Huawei would have been better to let me out of my cupboard to say my piece, follow my advice to the letter, then shut me back in, knowing the retainer they were investing in Dabbsy's Cupboard Consultancy was well spent.
I like the cupboard concept. It was first described to me at the end of the 1980s by my editor on ICL Today magazine as a fantasy career move for woefully undervalued freelance science journalist, (the late) Hedley Voysey.
For those of you unlucky never to have crossed paths with the man, Hedley had the comportment of TV scientist Dr Magnus Pyke, possessed a brain the size of a planet and had a suitably planetary capacity to comprehend and process the most complex of engineering and technological detail almost instantaneously. And here he was, scrabbling around for meagre commissions from us to write dull case studies about ICL systems clients.
Our editor would muse that Hedley ought to be kept in a cupboard. This cupboard would live at one of the top corporates of the day – IBM, DEC, even small-fry ICL at a push – for which Hedley could be paid a handsome retainer. Then, every time a project went titsup and directors ran around with their hair on fire, they'd let Hedley out of his cupboard to say "Ooh yes ah indeed, what you need to do is this…" The day would be saved, the world could breathe a sigh of gratitude and Hedley would return to his cupboard until the next disaster.
My problem is that I have been "doing the cupboard" thing already without reaping any financial benefit.

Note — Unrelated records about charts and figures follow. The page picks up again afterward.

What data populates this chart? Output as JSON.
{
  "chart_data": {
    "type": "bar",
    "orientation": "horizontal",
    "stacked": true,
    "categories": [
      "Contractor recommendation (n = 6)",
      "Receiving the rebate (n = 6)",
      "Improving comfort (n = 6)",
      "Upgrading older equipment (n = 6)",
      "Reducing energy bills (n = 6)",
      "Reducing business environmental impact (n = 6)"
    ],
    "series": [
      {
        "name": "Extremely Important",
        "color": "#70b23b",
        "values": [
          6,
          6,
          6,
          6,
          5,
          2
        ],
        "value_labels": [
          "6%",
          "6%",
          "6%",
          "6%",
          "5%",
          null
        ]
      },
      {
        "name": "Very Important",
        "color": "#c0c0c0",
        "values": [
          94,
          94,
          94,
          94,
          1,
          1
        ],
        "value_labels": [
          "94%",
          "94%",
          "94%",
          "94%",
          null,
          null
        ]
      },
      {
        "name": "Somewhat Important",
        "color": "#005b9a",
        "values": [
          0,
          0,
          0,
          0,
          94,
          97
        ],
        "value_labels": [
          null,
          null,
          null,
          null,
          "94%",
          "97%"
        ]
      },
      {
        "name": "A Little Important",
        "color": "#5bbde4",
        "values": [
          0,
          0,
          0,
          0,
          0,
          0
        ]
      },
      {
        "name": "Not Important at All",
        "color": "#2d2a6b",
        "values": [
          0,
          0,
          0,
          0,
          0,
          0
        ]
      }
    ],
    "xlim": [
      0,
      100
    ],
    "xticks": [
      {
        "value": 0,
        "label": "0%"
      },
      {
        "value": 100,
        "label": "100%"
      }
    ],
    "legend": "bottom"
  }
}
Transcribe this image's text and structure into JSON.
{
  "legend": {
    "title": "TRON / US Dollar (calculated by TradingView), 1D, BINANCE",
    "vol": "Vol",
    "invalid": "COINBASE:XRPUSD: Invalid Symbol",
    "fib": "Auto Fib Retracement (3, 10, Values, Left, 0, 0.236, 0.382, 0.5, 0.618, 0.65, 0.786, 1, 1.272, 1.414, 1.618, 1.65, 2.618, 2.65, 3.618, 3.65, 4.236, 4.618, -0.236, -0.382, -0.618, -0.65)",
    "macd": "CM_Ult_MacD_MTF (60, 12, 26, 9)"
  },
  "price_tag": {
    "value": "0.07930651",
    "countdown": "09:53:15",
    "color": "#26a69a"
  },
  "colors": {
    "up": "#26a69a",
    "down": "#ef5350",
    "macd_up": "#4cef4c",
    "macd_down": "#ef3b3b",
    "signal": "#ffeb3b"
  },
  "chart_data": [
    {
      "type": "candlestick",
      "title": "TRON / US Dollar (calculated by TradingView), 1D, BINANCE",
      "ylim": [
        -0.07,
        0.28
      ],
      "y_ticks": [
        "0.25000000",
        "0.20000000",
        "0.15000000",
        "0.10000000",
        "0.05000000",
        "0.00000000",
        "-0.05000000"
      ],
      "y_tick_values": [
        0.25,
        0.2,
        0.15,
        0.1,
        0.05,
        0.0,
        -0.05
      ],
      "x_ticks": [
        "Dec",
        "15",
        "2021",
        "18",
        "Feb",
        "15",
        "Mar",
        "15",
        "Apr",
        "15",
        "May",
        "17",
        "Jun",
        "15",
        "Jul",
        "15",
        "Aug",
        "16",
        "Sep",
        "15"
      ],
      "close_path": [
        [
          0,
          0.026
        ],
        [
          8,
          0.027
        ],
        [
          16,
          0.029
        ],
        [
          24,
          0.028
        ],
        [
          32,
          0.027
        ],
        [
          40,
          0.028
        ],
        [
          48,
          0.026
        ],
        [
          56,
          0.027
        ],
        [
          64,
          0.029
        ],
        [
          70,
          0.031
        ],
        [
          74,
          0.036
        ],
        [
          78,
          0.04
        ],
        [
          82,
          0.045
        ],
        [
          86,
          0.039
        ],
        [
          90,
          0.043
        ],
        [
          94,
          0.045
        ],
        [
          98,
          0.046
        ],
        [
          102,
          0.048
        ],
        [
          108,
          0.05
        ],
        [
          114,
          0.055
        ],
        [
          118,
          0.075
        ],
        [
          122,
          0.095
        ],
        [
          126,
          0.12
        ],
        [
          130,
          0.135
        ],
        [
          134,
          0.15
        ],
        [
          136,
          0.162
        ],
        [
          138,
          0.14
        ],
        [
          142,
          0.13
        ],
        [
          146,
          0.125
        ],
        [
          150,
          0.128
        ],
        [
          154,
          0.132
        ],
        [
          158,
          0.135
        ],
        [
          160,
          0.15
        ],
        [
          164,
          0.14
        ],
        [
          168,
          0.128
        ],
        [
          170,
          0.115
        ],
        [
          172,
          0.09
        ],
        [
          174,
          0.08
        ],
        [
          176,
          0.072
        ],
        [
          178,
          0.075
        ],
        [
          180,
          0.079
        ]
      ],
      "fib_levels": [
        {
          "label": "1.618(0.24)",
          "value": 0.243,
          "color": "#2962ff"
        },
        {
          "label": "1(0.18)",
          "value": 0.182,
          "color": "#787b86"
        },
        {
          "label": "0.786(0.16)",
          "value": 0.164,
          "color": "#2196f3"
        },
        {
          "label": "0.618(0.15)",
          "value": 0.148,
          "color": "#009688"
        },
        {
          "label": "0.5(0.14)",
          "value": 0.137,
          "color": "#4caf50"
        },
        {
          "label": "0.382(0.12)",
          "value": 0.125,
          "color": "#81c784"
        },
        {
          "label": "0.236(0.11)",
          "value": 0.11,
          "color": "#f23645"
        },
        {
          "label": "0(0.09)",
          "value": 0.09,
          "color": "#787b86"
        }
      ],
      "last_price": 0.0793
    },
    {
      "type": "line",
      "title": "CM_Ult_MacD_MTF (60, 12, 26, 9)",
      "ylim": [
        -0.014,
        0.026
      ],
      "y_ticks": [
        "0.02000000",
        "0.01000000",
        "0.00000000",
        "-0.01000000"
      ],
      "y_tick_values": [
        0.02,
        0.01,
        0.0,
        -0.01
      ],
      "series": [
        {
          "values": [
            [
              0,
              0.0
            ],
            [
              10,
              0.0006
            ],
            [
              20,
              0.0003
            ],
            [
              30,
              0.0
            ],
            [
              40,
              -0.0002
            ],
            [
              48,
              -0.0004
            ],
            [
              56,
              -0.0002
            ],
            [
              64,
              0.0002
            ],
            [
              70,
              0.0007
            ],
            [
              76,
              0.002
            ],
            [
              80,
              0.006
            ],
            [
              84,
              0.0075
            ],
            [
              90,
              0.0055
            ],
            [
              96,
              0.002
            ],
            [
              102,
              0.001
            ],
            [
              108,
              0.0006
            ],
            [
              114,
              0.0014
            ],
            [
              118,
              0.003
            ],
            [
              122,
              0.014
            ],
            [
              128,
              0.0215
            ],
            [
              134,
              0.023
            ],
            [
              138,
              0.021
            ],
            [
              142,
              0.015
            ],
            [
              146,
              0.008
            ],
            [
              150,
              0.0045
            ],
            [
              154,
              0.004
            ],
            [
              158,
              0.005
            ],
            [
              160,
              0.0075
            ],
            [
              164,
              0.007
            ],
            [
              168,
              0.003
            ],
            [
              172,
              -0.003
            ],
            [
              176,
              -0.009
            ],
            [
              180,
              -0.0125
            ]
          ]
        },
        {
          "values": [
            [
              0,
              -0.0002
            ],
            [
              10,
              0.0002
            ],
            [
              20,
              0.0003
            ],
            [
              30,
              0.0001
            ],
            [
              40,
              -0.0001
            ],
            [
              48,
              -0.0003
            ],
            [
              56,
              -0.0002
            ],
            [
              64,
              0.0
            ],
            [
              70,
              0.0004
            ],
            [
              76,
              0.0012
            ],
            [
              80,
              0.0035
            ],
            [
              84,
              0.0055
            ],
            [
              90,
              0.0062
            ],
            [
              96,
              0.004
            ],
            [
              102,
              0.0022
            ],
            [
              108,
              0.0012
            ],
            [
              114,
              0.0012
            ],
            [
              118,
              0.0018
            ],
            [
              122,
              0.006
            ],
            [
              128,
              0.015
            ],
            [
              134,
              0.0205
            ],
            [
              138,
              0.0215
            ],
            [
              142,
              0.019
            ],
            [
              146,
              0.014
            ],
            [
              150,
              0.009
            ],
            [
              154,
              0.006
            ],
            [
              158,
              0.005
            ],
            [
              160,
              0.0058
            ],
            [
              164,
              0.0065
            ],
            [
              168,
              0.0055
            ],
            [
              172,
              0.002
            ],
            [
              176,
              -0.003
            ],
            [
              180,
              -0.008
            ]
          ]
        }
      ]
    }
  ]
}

Huawei, for example, is already quids-in on my viciously incisive advice without spending a bean.
Another recent example that springs to mind is the Magic UX smartphone interface concept from design and innovation studio Special Projects. It lets you fix physical locations in front of you for each of your running apps, allowing you to switch between them VR-style simply by moving your handset, as if passing from one pile of papers to another on a desktop. Watch the video.
Naturally, I asked what happens to Magic UX if you're doing work on a train with your virtual apps spread across the table in front of you, and the train turns on a bend. Would your apps would slide around behind you, out of reach?
It might be amusing to watch fellow users chasing their documents up and down the carriage, as if blown away by a gust of virtual wind. It could be like Pokémon Go but with Word files, server scripts and a private browser tab playing the full Pulp Fiction Gimp sequence (director's cut) on a loop, all flying around with every kink in the tracks.
After an initial exchange of emails, the conversation went quiet very suddenly and I have heard nothing since.
I just want you to know that these were freebies. Any future consultations will be subject to contract and lead to an invoice. Much against everyone's advice, I advise you to take mine.